Shares of Clorox (CLX -0.69%) hit a high water mark in 2020 during the coronavirus pandemic. Since that point, the stock has crashed, at one point falling around 45% or so. Although the shares have started to climb out of that hole, they are still down around 30%. And yet management is executing well on its recovery plan, which is a sign that investors may want to buy the stock.

Clorox was well-positioned -- until it wasn't

The big news of 2020 was the coronavirus pandemic. Most companies got trampled as investors ran for the hills, causing a bear market. Some, however, had products that were seen as potentially benefiting from the fast-spreading illness. Clorox's cleaning supplies made it just such a company.

CLX Chart

CLX data by YCharts

In that calendar year, the consumer staple maker's stock rose around 30% compared to a gain of roughly 16% for the broader market. But the real shocker was that Clorox basically rose throughout the swift bear market early in the year. But the excitement actually peaked within the year, with the stock hitting its high-water mark in the third quarter. 

To make matters worse, when demand for cleaning products cooled off, inflation and supply chain issues came to the fore. That resulted in a huge hit to the company's margins. There was no easy fix. Management went to the traditional playbook of cost-cutting and price increases but warned investors that this would be a multi-year turnaround effort. Worried shareholders exited the stock, and many are still avoiding it.

But if you look at recent financial results, management is, slowly, getting the business back to prior form. For long-term investors, that's probably a sign that buying Clorox is a good idea.

A big change took place in fiscal 2023

Fiscal 2023 just ended for Clorox, and it is instructive to look at the progress the company made over the 12-month span. For example, in the fiscal first quarter, sales fell 4%, continuing the weakness seen in fiscal 2022. But sales over the next three quarters rose sequentially, going from an increase of 1% to 6% to 12%. There are always puts and takes, but it is pretty obvious that Clorox is operating from a stronger position now than when it started fiscal 2023.

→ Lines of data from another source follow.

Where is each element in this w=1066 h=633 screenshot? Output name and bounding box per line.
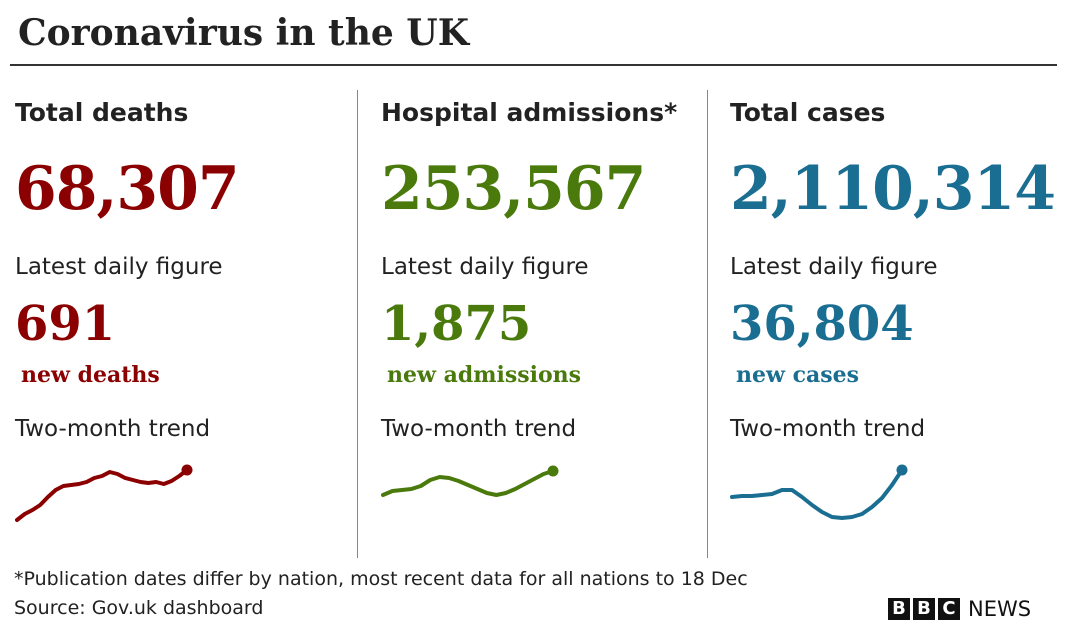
column-divider <box>357 90 358 558</box>
trend-label: Two-month trend <box>730 416 926 442</box>
trend-endpoint <box>547 465 559 477</box>
trend-label: Two-month trend <box>15 416 211 442</box>
logo-text: NEWS <box>968 597 1032 621</box>
source: Source: Gov.uk dashboard <box>14 597 264 619</box>
panel-heading: Hospital admissions* <box>381 98 678 127</box>
bbc-news-logo: B B C NEWS <box>888 597 1031 621</box>
panel-heading: Total deaths <box>15 98 189 127</box>
total-value: 2,110,314 <box>730 154 1056 224</box>
trend-line <box>730 468 904 520</box>
page-title: Coronavirus in the UK <box>18 12 469 54</box>
daily-value: 691 <box>15 296 116 352</box>
trend-line <box>15 468 189 522</box>
daily-unit: new admissions <box>387 362 582 388</box>
panel-admissions: Hospital admissions* 253,567 Latest dail… <box>381 90 721 560</box>
footnote: *Publication dates differ by nation, mos… <box>14 568 748 590</box>
trend-endpoint <box>181 464 193 476</box>
total-value: 253,567 <box>381 154 646 224</box>
trend-line <box>381 469 555 497</box>
sparkline-deaths <box>15 464 193 522</box>
title-divider <box>10 64 1057 66</box>
sparkline-admissions <box>381 465 559 497</box>
panel-heading: Total cases <box>730 98 886 127</box>
total-value: 68,307 <box>15 154 240 224</box>
logo-letter: B <box>913 598 935 620</box>
panel-cases: Total cases 2,110,314 Latest daily figur… <box>730 90 1066 560</box>
daily-label: Latest daily figure <box>15 254 223 280</box>
daily-unit: new deaths <box>21 362 160 388</box>
panel-deaths: Total deaths 68,307 Latest daily figure … <box>15 90 355 560</box>
daily-label: Latest daily figure <box>381 254 589 280</box>
trend-endpoint <box>896 464 908 476</box>
daily-label: Latest daily figure <box>730 254 938 280</box>
trend-label: Two-month trend <box>381 416 577 442</box>
daily-value: 36,804 <box>730 296 914 352</box>
daily-unit: new cases <box>736 362 860 388</box>
logo-letter: B <box>888 598 910 620</box>
column-divider <box>707 90 708 558</box>
sparkline-cases <box>730 464 908 520</box>
daily-value: 1,875 <box>381 296 532 352</box>
logo-letter: C <box>938 598 960 620</box>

CLX Gross Profit Margin Chart

CLX Gross Profit Margin data by YCharts

The gross margin in the fiscal first quarter of 2023 was 36%. By the second quarter, that figure had improved to 36.2%, followed by 41.8% and 42.7% in the third and fourth quarters, respectively. This is exactly what management said would happen, broadly speaking.

In other words, Clorox is deftly on its way back to pre-pandemic levels of operating performance. It wouldn't be fair to suggest that it will be a straightforward upward climb from here. However, it is hard to deny that Clorox is turning its business around.

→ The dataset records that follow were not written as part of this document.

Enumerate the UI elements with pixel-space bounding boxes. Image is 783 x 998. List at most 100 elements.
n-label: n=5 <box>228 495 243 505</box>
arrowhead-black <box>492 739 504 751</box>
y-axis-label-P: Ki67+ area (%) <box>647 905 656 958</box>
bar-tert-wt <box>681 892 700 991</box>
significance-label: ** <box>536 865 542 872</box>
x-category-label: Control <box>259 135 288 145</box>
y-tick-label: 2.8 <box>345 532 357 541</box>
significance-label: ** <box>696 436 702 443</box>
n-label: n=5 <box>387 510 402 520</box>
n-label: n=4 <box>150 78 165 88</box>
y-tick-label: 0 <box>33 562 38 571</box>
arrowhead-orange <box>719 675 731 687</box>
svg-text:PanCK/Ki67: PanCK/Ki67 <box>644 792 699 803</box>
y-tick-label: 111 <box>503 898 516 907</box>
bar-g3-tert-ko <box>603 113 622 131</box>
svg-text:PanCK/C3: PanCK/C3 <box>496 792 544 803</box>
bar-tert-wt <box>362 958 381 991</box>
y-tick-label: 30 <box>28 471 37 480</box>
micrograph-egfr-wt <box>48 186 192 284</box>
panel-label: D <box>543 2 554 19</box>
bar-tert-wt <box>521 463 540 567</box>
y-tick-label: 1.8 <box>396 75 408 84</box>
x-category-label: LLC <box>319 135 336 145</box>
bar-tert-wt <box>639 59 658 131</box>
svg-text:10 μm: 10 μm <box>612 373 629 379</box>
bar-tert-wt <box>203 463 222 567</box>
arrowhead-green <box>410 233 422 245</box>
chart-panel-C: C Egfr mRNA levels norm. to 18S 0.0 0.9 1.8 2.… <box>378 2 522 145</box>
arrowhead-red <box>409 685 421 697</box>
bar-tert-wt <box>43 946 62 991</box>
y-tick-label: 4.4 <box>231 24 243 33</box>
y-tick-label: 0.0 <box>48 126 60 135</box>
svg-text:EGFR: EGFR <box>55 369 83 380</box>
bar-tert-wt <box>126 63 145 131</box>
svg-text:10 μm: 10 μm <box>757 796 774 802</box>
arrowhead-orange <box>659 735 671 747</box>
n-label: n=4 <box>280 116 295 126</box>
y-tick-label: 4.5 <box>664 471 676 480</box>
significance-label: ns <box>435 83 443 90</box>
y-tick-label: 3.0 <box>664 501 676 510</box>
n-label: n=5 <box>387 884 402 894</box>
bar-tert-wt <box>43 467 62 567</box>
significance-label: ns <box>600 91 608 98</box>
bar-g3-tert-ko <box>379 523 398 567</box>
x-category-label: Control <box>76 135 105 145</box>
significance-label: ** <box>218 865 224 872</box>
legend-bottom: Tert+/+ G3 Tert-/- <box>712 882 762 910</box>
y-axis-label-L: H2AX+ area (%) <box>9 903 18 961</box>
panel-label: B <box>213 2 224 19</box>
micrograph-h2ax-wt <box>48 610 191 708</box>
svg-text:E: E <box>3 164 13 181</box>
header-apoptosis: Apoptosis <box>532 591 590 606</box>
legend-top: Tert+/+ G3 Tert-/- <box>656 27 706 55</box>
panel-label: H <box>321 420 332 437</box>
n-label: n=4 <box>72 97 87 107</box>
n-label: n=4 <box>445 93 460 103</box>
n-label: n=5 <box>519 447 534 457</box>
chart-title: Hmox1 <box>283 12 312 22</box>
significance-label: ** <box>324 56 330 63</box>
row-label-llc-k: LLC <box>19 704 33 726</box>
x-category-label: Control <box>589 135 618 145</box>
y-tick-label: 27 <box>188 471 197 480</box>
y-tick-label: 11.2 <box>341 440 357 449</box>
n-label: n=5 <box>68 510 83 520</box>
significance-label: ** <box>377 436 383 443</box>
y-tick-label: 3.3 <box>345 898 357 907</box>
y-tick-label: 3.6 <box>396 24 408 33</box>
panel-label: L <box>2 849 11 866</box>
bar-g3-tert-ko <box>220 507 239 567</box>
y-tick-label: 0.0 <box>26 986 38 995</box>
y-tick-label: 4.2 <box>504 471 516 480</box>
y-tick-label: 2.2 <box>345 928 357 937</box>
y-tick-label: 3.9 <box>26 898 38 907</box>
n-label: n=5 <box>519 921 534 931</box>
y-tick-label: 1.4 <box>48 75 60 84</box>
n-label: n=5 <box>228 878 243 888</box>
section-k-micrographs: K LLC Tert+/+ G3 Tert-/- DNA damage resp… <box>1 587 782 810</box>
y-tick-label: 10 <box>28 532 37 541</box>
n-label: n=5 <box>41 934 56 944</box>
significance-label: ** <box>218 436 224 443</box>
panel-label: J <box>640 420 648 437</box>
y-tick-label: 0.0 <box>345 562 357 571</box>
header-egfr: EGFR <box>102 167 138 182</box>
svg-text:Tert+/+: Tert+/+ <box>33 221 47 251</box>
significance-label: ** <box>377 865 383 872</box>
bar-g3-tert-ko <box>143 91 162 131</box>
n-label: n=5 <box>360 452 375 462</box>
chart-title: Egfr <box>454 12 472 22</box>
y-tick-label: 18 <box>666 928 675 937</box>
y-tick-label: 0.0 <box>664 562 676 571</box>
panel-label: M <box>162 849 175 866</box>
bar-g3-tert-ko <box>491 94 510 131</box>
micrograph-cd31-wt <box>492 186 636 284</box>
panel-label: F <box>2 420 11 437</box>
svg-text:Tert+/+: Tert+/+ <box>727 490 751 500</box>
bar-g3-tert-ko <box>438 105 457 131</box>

Not getting the credit it deserves

The stock has come back from recent lows, so investors appear aware that the worst is likely behind the company. And the peak in 2020 was probably a bit irrational, based more on investor sentiment than on actual financial results. However, the nearly 3% dividend yield on offer from Clorox is still historically attractive, particularly given the over 45 years of annual increases under the company's belt.

Clorox stock isn't as attractively priced as it was, but dividend investors with a long-term mindset still have very good reasons to jump aboard today. The biggest is probably the fact that management is doing exactly what it said it would do.